Partout où il va, New York, Los Angeles, Tokyo, Taïwan, Australie, Shanghai, Pékin, mais aussi à travers une tournée européenne (stoppée en début d’année à cause de la pandémie), que ce soit pour des ateliers ou des représentations, le danseur à talons met le feu aux codes. Il va même jusqu’à intégrer la troupe du Cirque du Soleil pour le spectacle Zumanity à Las Vegas et assiste Yanis Marshall dans la production de Deadpool avec Céline Dion et Ryan Reynolds. Ce qu’a réussi Anthony Nakhlé est sans précédent. Aujourd’hui, coincé au Liban à cause des restrictions de voyages liées à la pandémie, il consacre la majeure partie de son temps à des cours de danse où les listes d’attente ne font que gonfler. Il espère que plus de garçons rejoindront ses classes. Et que ces derniers, comme lui, avec lui, du haut de leurs talons, écraseront ensemble les vestiges d’une société patriarcale sclérosée…
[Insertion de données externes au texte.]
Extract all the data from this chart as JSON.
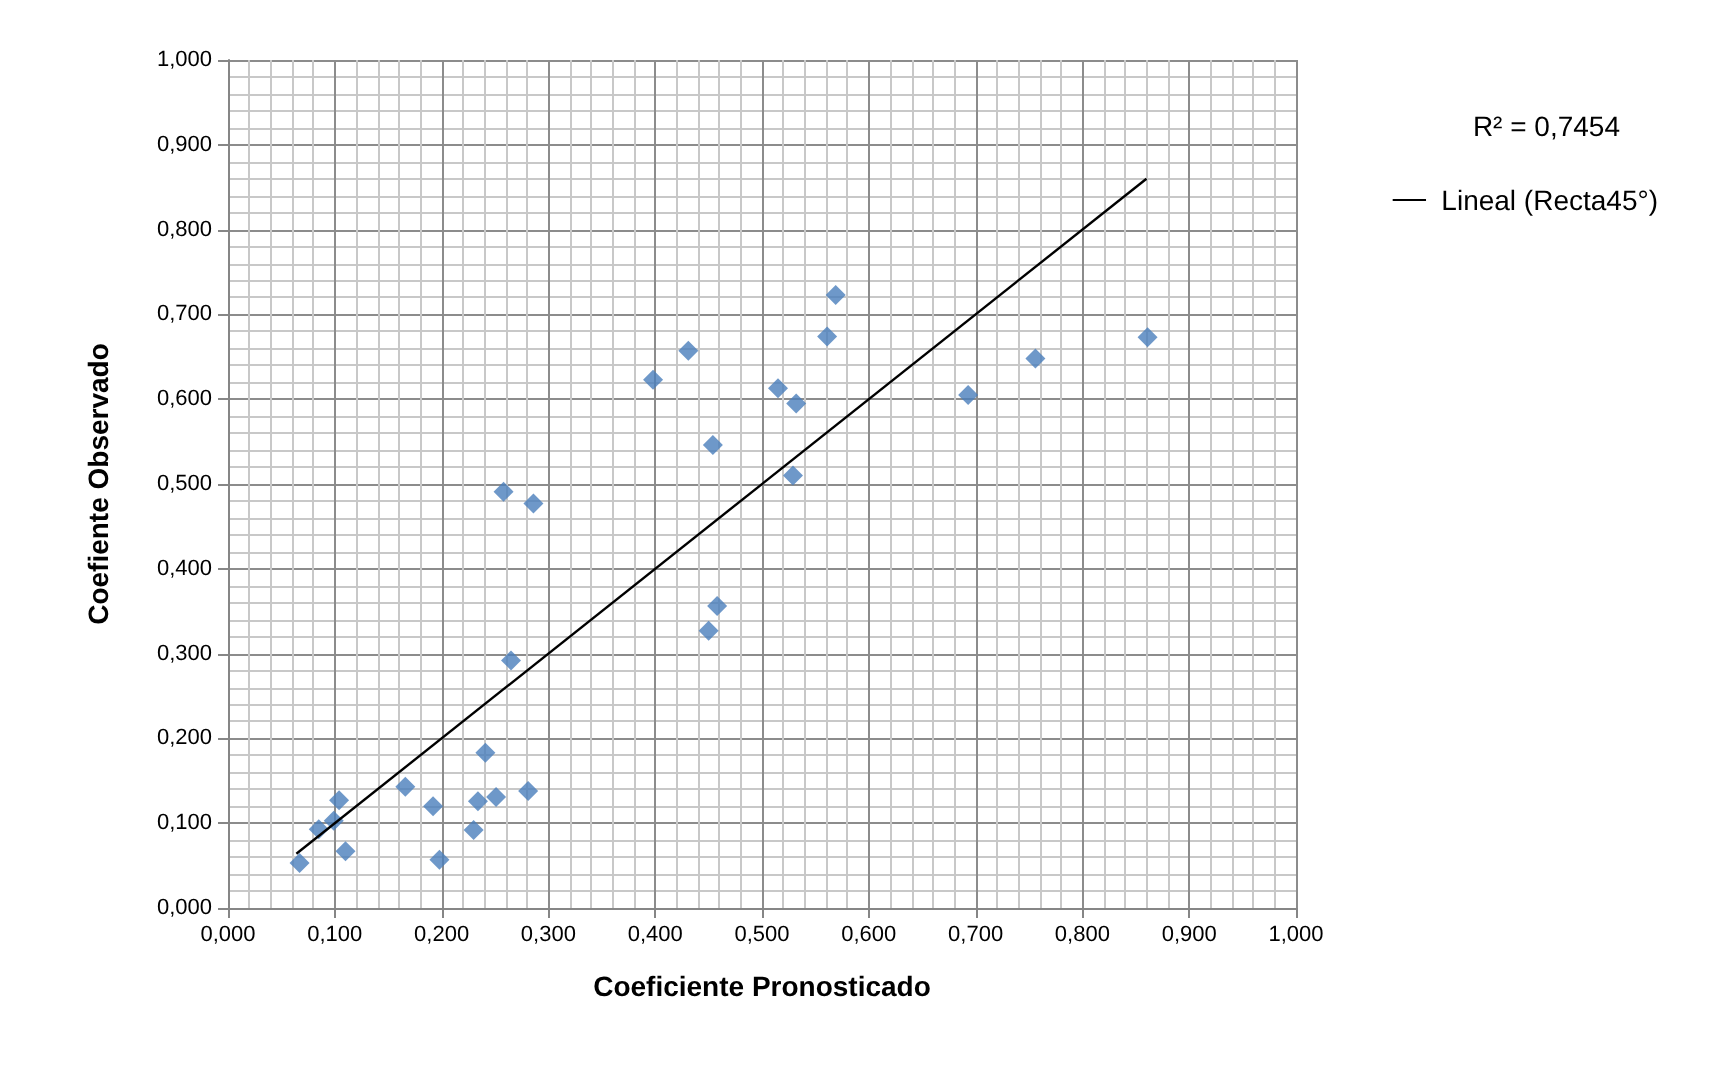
{
  "chart_data": {
    "type": "scatter",
    "xlabel": "Coeficiente Pronosticado",
    "ylabel": "Coefiente Observado",
    "annotations": [
      "R² = 0,7454"
    ],
    "xlim": [
      0,
      1
    ],
    "ylim": [
      0,
      1
    ],
    "xticks": [
      {
        "value": 0,
        "label": "0,000"
      },
      {
        "value": 0.1,
        "label": "0,100"
      },
      {
        "value": 0.2,
        "label": "0,200"
      },
      {
        "value": 0.3,
        "label": "0,300"
      },
      {
        "value": 0.4,
        "label": "0,400"
      },
      {
        "value": 0.5,
        "label": "0,500"
      },
      {
        "value": 0.6,
        "label": "0,600"
      },
      {
        "value": 0.7,
        "label": "0,700"
      },
      {
        "value": 0.8,
        "label": "0,800"
      },
      {
        "value": 0.9,
        "label": "0,900"
      },
      {
        "value": 1,
        "label": "1,000"
      }
    ],
    "yticks": [
      {
        "value": 0,
        "label": "0,000"
      },
      {
        "value": 0.1,
        "label": "0,100"
      },
      {
        "value": 0.2,
        "label": "0,200"
      },
      {
        "value": 0.3,
        "label": "0,300"
      },
      {
        "value": 0.4,
        "label": "0,400"
      },
      {
        "value": 0.5,
        "label": "0,500"
      },
      {
        "value": 0.6,
        "label": "0,600"
      },
      {
        "value": 0.7,
        "label": "0,700"
      },
      {
        "value": 0.8,
        "label": "0,800"
      },
      {
        "value": 0.9,
        "label": "0,900"
      },
      {
        "value": 1,
        "label": "1,000"
      }
    ],
    "grid": true,
    "legend": "right",
    "marker": "diamond",
    "series": [
      {
        "color": "#4a7ebb",
        "x": [
          0.067,
          0.085,
          0.099,
          0.104,
          0.11,
          0.166,
          0.192,
          0.198,
          0.23,
          0.234,
          0.241,
          0.251,
          0.281,
          0.258,
          0.286,
          0.265,
          0.398,
          0.431,
          0.454,
          0.458,
          0.45,
          0.515,
          0.532,
          0.529,
          0.561,
          0.569,
          0.861,
          0.756,
          0.693
        ],
        "values": [
          0.053,
          0.093,
          0.103,
          0.127,
          0.067,
          0.143,
          0.12,
          0.057,
          0.092,
          0.126,
          0.183,
          0.131,
          0.138,
          0.491,
          0.477,
          0.292,
          0.623,
          0.657,
          0.546,
          0.356,
          0.327,
          0.613,
          0.595,
          0.51,
          0.674,
          0.723,
          0.673,
          0.648,
          0.605
        ]
      },
      {
        "type": "line",
        "name": "Lineal (Recta45°)",
        "color": "#000000",
        "line_style": "solid",
        "marker": "none",
        "x": [
          0.064,
          0.86
        ],
        "values": [
          0.064,
          0.86
        ]
      }
    ]
  }
}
Anthony Nakhlé est danseur. D’emblée, couché comme ça sur le papier, on pourrait croire qu’on a affaire à une énième destinée à la Billy Elliot. Celle d’un homme, de surcroît arabe, qui s’est courageusement aventuré sur les chemins de traverse d’une société qui ne cesse d’enfermer les filles dans leurs tutus roses et les garçons dans leur musculature enflée, et où...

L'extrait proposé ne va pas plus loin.